# When your kid calculates Pl …

I talked to my son about how magical Pl is. How it appears in so many places in nature. It was observed. Ancients measured the circumference of the circle and it’s ratio with the diameter. That remained constant irrespective of the circle – PI. It also shows up in so many places in Physics.

How many people tried calculating PI including 5th century mathematicians in China / India, Archimedes and Srinivasa Ramanujam. We talked about how hard it is to calculate PI. How it is an irrational number and no repeatable patter. Then I said we will beat Archimedes today…  in one afternoon.

Creating a sense of mystery and adventure I feel is key to getting kids excited about learning any thing new. They always want to play.
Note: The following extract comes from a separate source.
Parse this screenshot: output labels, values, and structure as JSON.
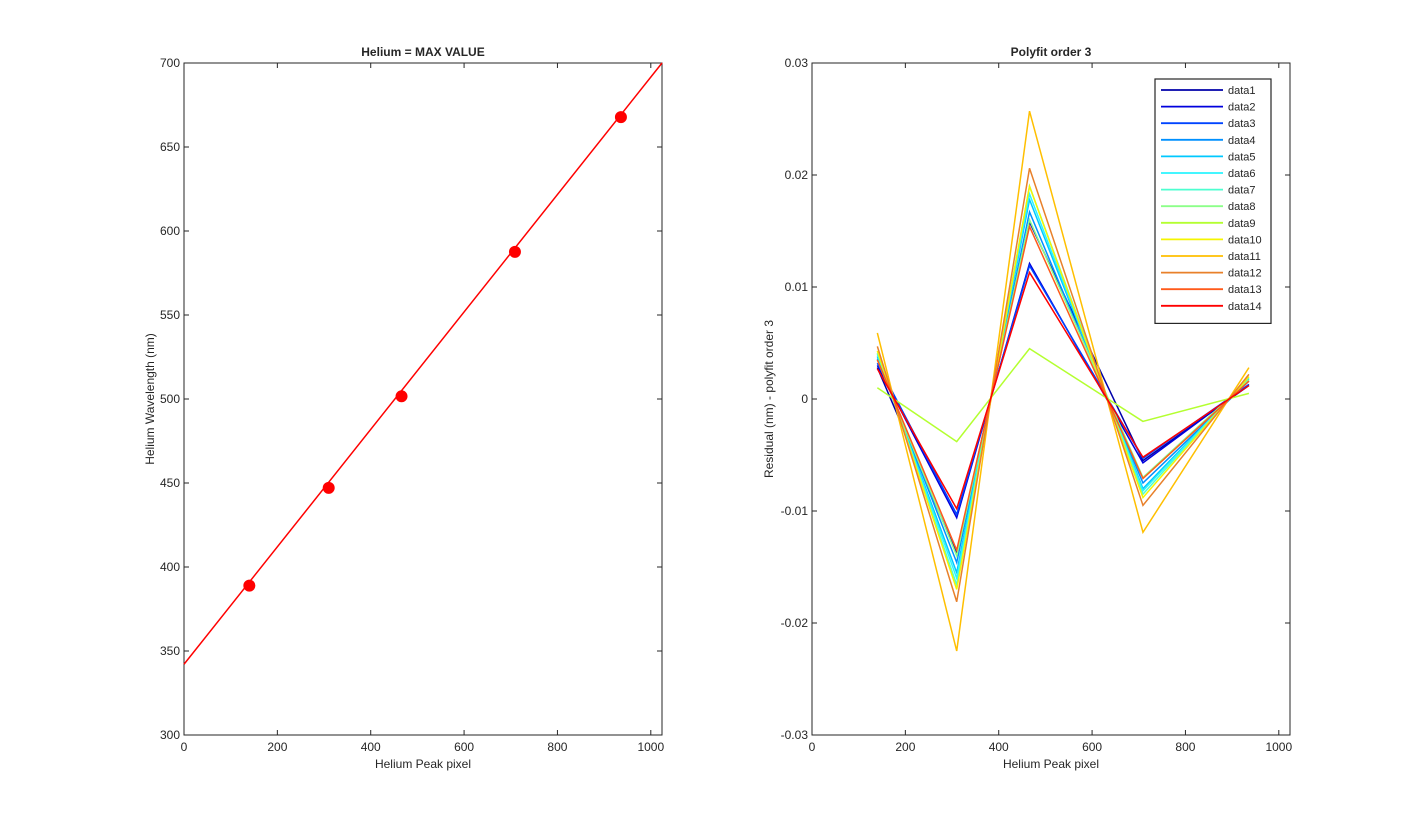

Why not?

Then we talked about the intuition behind the Archimedes method [1]. If your draw a polygon (multi-sided shape like a square with 4 sides) in a circle and then keep increasing the number of sides, eventually it will come very close to a circle. Archimedes had a simple way to calculate the perimeter of the polygon and thus approximate the circumference of the circle.

Archimedes stopped at a 96 sided polygon. Using simple excel or a more sophisticated program in python we can go to MNs of sides to estimate the perimeter easily.

The interesting thing about using the Archimedes method is that it requires application of Pythagoras theorem, infinite series and basic geometry.

Learning happens in the mind of the kid. Only when they reconstruct pieces and learn to assemble seemingly unconnected pieces (Pythagoras theorem interacting with infinite series) will real learning happen. This is the essence of Constructionism.